GASでOCRを行っているのは、15行目のDrive.Files.copyメソッドです。

このOCRのメソッドに、ファイル名と画像のGoogleドライブID、オプション設定を引数にすることで実行できます。

ファイル名やオプションはオブジェクト形式なので、記述方法はサンプルのように記述します。

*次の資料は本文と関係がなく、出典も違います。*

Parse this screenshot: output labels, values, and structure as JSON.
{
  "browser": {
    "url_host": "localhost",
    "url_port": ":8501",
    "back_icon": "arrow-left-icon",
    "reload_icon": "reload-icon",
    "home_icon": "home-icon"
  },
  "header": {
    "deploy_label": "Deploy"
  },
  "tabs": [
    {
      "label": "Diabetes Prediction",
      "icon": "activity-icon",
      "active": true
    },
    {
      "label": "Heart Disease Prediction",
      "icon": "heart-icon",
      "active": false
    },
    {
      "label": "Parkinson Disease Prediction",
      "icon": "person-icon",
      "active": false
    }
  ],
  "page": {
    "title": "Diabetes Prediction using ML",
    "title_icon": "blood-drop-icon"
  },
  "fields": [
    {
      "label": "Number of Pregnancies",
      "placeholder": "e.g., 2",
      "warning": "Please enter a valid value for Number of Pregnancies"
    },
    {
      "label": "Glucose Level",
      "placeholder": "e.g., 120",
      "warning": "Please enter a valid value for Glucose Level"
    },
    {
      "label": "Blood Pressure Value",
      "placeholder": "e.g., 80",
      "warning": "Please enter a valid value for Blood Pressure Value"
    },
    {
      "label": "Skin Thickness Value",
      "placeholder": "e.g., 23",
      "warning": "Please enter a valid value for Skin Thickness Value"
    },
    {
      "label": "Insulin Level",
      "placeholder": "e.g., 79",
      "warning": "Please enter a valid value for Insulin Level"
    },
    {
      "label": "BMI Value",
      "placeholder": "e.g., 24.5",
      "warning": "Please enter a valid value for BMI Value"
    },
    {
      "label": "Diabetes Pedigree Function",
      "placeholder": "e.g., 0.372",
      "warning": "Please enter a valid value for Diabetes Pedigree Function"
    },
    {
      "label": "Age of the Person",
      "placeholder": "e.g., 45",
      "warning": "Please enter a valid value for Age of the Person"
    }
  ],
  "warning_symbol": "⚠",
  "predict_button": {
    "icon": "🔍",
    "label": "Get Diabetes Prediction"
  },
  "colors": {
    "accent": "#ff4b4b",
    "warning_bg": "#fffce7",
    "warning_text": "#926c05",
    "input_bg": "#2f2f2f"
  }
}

GASによるOCRスクリプトを実行すると、ログ出力にOCR結果が表示されます。

Google Apps Script(GAS)のOCRプログラムを実行した結果、画像ファイルに含まれた英語をテキスト化してログ出力

今回は書籍をスマホ撮影したデータなのでは認識率は100%となっています。

さらに、Drive.Files.copyメソッドを実行したタイミングで、OCRした画像とテキスト抽出した結果が出力されたGoogleドキュメントが生成されます。

Google Apps Script(GAS)のOCRスクリプトを実行すると、OCRしたデータがGoogleドキュメントで生成

このようにOCR結果で画像と抽出したテキストデータがGoogleドキュメントにまとめられるのでとても便利です。

GASで日本語の画像データをOCR

続いて日本語の文章が写っている画像データでも、Google Apps Script(GAS)によるOCRを実行してみます。

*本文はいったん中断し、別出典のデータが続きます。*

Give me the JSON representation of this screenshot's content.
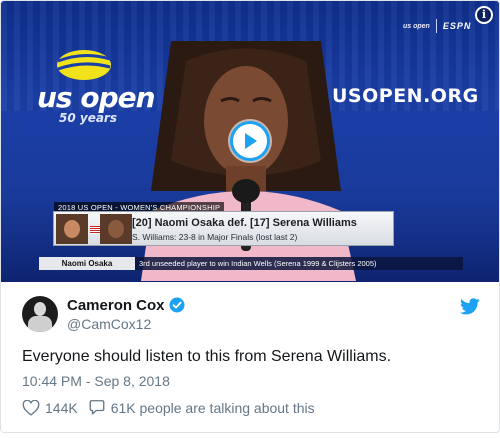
{
  "video": {
    "brand": "us open",
    "brand_sub": "50 years",
    "site": "USOPEN.ORG",
    "broadcaster_small": "us open",
    "broadcaster": "ESPN",
    "graphic_label": "2018 US OPEN - WOMEN'S CHAMPIONSHIP",
    "result_line": "[20] Naomi Osaka def. [17] Serena Williams",
    "sub_line": "S. Williams: 23-8 in Major Finals (lost last 2)",
    "ticker_name": "Naomi Osaka",
    "ticker_text": "3rd unseeded player to win Indian Wells (Serena 1999 & Clijsters 2005)",
    "info_label": "i"
  },
  "tweet": {
    "display_name": "Cameron Cox",
    "handle": "@CamCox12",
    "text": "Everyone should listen to this from Serena Williams.",
    "timestamp": "10:44 PM - Sep 8, 2018",
    "likes": "144K",
    "replies_text": "61K people are talking about this"
  },
  "colors": {
    "accent": "#1da1f2",
    "muted": "#657786",
    "text": "#14171a",
    "stage": "#1b3fa8"
  },
  "icons": {
    "verified": "verified-badge-icon",
    "bird": "twitter-bird-icon",
    "heart": "heart-icon",
    "reply": "speech-bubble-icon",
    "play": "play-icon",
    "info": "info-icon"
  }
}
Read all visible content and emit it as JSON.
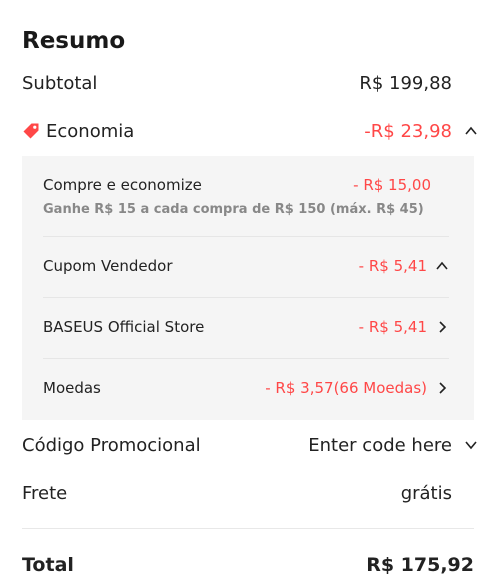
{
  "summary": {
    "title": "Resumo",
    "subtotal": {
      "label": "Subtotal",
      "value": "R$ 199,88"
    },
    "economia": {
      "label": "Economia",
      "value": "-R$ 23,98",
      "icon": "tag-icon",
      "accent": "#ff4747"
    },
    "details": {
      "compre": {
        "label": "Compre e economize",
        "value": "- R$ 15,00",
        "note": "Ganhe R$ 15 a cada compra de R$ 150 (máx. R$ 45)"
      },
      "cupom": {
        "label": "Cupom Vendedor",
        "value": "- R$ 5,41"
      },
      "store": {
        "label": "BASEUS Official Store",
        "value": "- R$ 5,41"
      },
      "moedas": {
        "label": "Moedas",
        "value": "- R$ 3,57(66 Moedas)"
      }
    },
    "promo": {
      "label": "Código Promocional",
      "placeholder": "Enter code here"
    },
    "frete": {
      "label": "Frete",
      "value": "grátis"
    },
    "total": {
      "label": "Total",
      "value": "R$ 175,92"
    }
  }
}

印刷された文章をスマホで撮影した画像データからOCRすればテキストを抽出できる

日本語画像は前述した印刷物を撮影した画像を用います。

GASでOCRするスクリプトは先程と同様ですが、12行目のOCR言語設定を日本語「ja」に変更します。

Google Apps Script(GAS)で日本語のOCRを行うためには、OCRの言語設定を「ja」として設定する必要あり

GASスクリプトを実行すると、ログ出力にOCRした結果が出力されます。

Google Apps Script(GAS)による日本語OCRの実行結果

一部空白が含まれていますが、それさえ取り除けば、ほぼ正確に認識できています。

おそらく手書きだと、グッと認識精度が下がってしまいますが、プリントアウトした書類や、書籍を撮影した写真であれば、かなり正確に認識が可能です。

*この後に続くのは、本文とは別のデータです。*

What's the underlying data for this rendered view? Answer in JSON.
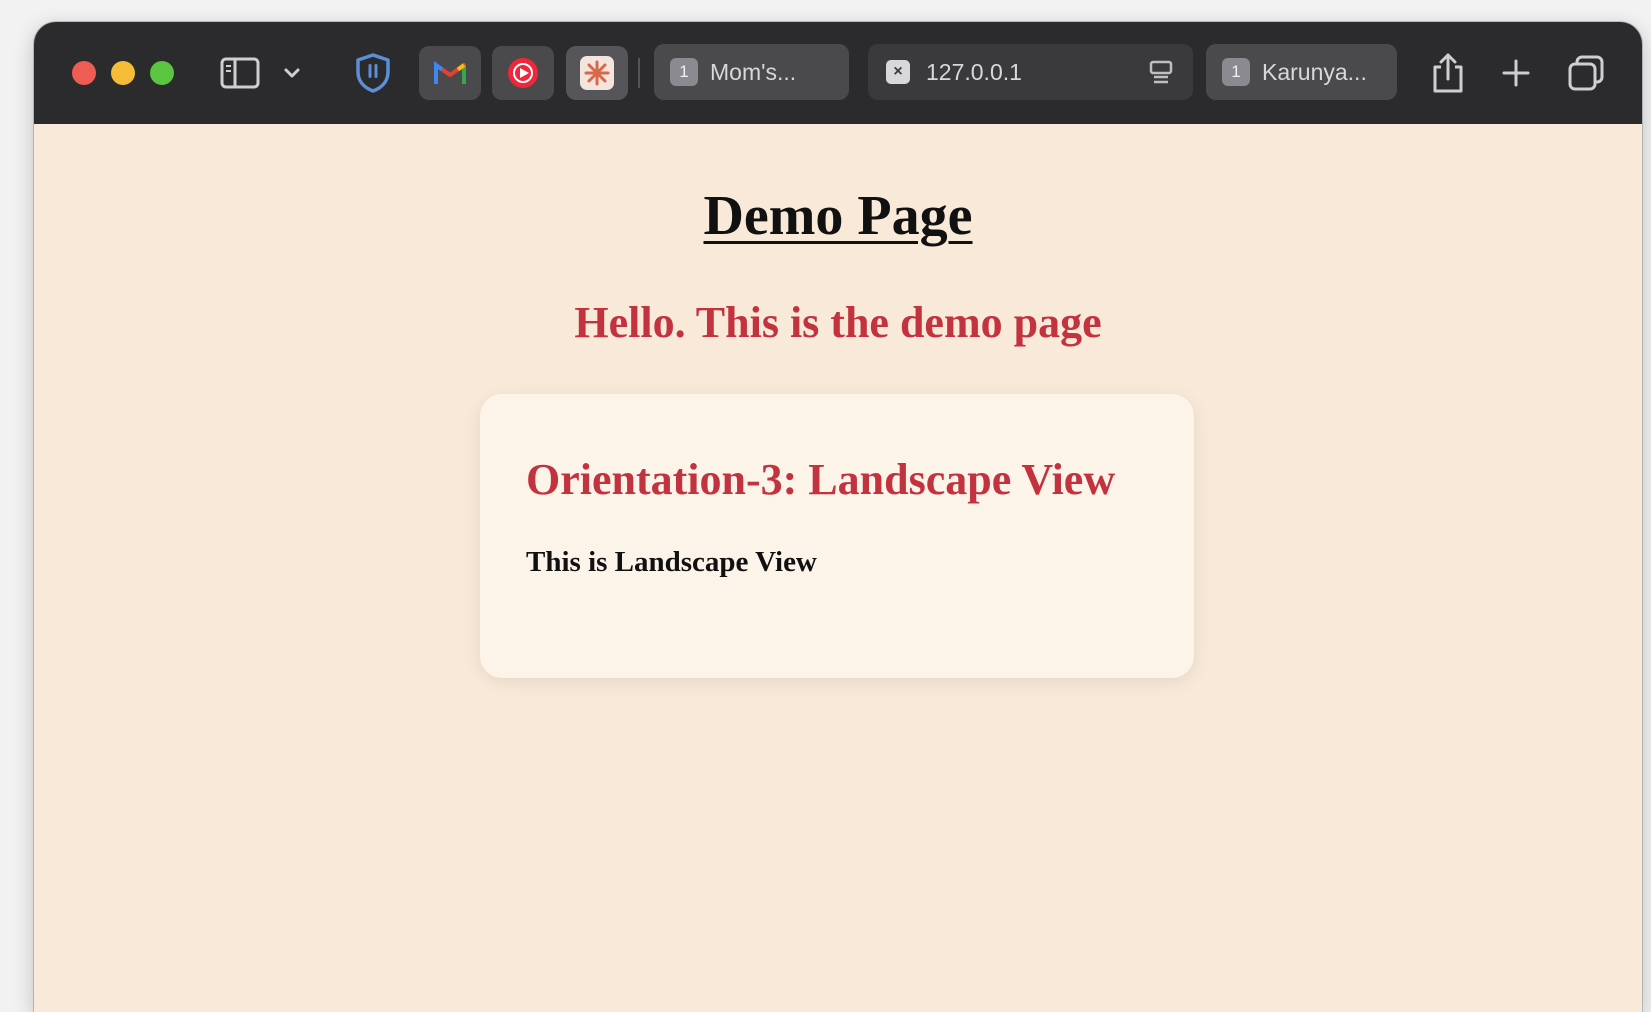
{
  "browser": {
    "tabs": [
      {
        "badge": "1",
        "label": "Mom's..."
      },
      {
        "label": "127.0.0.1",
        "close_glyph": "×"
      },
      {
        "badge": "1",
        "label": "Karunya..."
      }
    ],
    "icons": [
      "sidebar-icon",
      "chevron-down-icon",
      "shield-icon",
      "gmail-icon",
      "youtube-music-icon",
      "claude-icon",
      "reader-icon",
      "share-icon",
      "plus-icon",
      "tabs-overview-icon"
    ]
  },
  "page": {
    "title": "Demo Page",
    "greeting": "Hello. This is the demo page",
    "card": {
      "heading": "Orientation-3: Landscape View",
      "text": "This is Landscape View"
    }
  },
  "colors": {
    "page_background": "#f8e9d8",
    "card_background": "#fcf3e9",
    "accent_red": "#c2333f",
    "toolbar": "#2b2b2d"
  }
}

Google Apps Script(GAS)でOCRを実行したGoogleドキュメントの生成ファイル

ただ、Googleドキュメントでは、テキストの見出し設定が働いてしまい、文字が途中でおかしくなっています。

このあたりはテキストは問題ないものの、Googleドキュメントの整形が必要です。

まとめ・終わりに

今回、Google Apps Script(GAS)を使って英語/日本語の情報が撮影された画像をOCRする方法を紹介しました。

GASにはOCRを簡単に実現できるようになっており、今回はたった20行のGASスクリプトでOCRを実行しました。

まだまだ手書きの場合は認識率は厳しいかもしれませんが、印刷データであれば、かなり正確に認識できます。

書類やスマホで撮影した画像をGASでOCRできれば、色々な自動化・効率化に応用可能です。

GASでOCRに取り組みたい場合は、ぜひ紹介したスクリプトを参考にしてみてください。